The A432 is a road running from Bristol to Old Sodbury. The road is mostly single carriageway with one lane each way, with a short dual carriageway section in the east of Yate.

==History==
The A432 was originally classified in 1922 and the route has remained unchanged since. In 1966 the construction of the M4 required a bridge to be built, and a roundabout was built to connect the road to the A4174 in the early 90s. The section of dual carriageway was mostly 2 lanes each way in 1999, but over the next 20 years it was gradually downgraded to one lane each way.

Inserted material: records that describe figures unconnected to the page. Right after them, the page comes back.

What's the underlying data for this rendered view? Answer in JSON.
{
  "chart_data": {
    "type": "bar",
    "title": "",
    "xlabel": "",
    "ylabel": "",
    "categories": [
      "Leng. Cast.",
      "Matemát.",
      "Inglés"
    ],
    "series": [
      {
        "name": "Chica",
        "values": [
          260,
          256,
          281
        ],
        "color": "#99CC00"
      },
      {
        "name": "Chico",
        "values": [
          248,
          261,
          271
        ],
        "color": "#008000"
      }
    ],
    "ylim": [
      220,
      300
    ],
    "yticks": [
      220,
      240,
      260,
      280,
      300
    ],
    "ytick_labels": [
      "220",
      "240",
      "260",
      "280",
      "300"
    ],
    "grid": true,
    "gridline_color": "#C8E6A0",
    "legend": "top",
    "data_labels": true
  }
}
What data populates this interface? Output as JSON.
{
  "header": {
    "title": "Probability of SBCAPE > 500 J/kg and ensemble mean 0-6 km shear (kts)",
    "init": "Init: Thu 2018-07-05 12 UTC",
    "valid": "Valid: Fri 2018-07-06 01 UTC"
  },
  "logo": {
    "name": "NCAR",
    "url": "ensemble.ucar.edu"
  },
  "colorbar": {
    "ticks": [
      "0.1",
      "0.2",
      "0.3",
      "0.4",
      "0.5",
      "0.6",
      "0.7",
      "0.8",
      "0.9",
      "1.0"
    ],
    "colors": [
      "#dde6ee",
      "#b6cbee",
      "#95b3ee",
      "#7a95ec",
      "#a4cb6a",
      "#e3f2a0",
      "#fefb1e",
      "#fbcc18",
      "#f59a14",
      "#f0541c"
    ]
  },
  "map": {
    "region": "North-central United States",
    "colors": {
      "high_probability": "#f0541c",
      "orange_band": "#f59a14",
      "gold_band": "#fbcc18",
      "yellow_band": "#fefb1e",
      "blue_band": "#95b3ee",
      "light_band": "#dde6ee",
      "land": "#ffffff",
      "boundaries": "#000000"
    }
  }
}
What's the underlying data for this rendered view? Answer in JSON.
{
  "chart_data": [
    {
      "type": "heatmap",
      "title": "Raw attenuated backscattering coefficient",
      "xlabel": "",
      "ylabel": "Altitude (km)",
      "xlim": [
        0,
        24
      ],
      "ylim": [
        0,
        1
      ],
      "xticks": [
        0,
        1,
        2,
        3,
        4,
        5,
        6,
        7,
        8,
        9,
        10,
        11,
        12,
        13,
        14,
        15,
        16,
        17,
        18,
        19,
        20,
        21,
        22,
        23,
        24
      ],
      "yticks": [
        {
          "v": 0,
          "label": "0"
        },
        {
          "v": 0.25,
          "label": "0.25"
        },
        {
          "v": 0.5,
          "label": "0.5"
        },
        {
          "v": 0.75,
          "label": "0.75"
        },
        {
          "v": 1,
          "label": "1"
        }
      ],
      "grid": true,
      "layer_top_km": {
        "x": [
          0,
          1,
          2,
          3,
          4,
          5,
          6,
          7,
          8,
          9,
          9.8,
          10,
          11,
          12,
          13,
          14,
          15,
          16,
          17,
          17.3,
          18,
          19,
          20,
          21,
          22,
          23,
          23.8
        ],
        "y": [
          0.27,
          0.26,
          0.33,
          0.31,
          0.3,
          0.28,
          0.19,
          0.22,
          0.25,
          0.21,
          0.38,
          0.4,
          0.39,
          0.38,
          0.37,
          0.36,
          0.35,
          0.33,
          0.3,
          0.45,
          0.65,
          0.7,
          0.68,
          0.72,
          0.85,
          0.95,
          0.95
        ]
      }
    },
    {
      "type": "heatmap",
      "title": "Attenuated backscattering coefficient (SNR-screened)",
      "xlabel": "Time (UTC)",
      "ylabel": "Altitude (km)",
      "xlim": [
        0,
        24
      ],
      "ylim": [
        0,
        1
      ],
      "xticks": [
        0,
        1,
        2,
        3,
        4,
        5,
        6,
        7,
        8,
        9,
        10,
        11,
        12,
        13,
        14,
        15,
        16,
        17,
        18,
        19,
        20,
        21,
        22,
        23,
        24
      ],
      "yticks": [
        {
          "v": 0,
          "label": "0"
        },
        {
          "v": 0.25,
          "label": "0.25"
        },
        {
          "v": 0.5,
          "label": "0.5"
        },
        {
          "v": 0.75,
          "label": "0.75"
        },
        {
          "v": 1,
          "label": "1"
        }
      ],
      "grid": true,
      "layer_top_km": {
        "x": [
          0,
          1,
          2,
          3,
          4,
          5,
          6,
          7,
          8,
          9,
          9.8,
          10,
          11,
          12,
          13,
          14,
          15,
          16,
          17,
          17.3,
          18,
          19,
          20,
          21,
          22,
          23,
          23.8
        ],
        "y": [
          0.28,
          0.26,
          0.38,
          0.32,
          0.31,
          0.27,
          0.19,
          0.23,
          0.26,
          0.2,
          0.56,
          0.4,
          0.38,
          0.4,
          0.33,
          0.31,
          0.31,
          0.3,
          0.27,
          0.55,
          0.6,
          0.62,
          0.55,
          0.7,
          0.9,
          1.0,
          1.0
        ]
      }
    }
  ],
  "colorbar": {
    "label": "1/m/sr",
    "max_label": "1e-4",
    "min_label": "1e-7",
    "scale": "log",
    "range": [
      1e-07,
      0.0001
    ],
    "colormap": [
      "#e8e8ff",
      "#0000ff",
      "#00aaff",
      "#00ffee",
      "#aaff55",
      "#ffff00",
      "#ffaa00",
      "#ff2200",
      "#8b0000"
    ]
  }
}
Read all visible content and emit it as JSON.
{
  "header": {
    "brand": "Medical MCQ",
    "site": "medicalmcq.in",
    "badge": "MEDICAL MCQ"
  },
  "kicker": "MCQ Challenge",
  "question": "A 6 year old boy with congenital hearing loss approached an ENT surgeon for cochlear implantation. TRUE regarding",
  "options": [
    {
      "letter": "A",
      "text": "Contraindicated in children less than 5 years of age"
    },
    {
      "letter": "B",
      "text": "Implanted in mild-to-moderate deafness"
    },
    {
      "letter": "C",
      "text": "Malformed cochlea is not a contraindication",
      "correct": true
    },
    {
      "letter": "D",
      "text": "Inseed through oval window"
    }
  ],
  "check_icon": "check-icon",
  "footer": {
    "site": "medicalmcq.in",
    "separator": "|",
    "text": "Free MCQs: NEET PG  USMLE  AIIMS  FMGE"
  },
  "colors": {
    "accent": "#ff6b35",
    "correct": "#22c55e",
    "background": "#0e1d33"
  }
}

The bridge carrying the A432 over the M4 was closed on 12 July 2023 to all motor vehicles after cracks were found in the structure. It was decided in December 2023 following further inspection of the bridge that repairs or strengthening will not solve the problems with the structure in the long-term and it will need to be fully replaced. The existing bridge will be demolished mid to late 2024 with the replacement not opening until at least late 2025.

==Route==
The road starts near Lawrence Hill in Bristol on the A420 and heads North-East, where it intersects the A4320. It continues to Downend, passing Easton and Fishponds, where it has three junctions with the A4017 before heading north to a roundabout with the A4174. After the roundabout it goes north over the M4 and heads North-East to Yate, and once it reaches it the road splits into a dual carriageway until it gets to Chipping Sodbury. The road heads East out of Chipping Sodbury and continues that way until it terminates at the A46.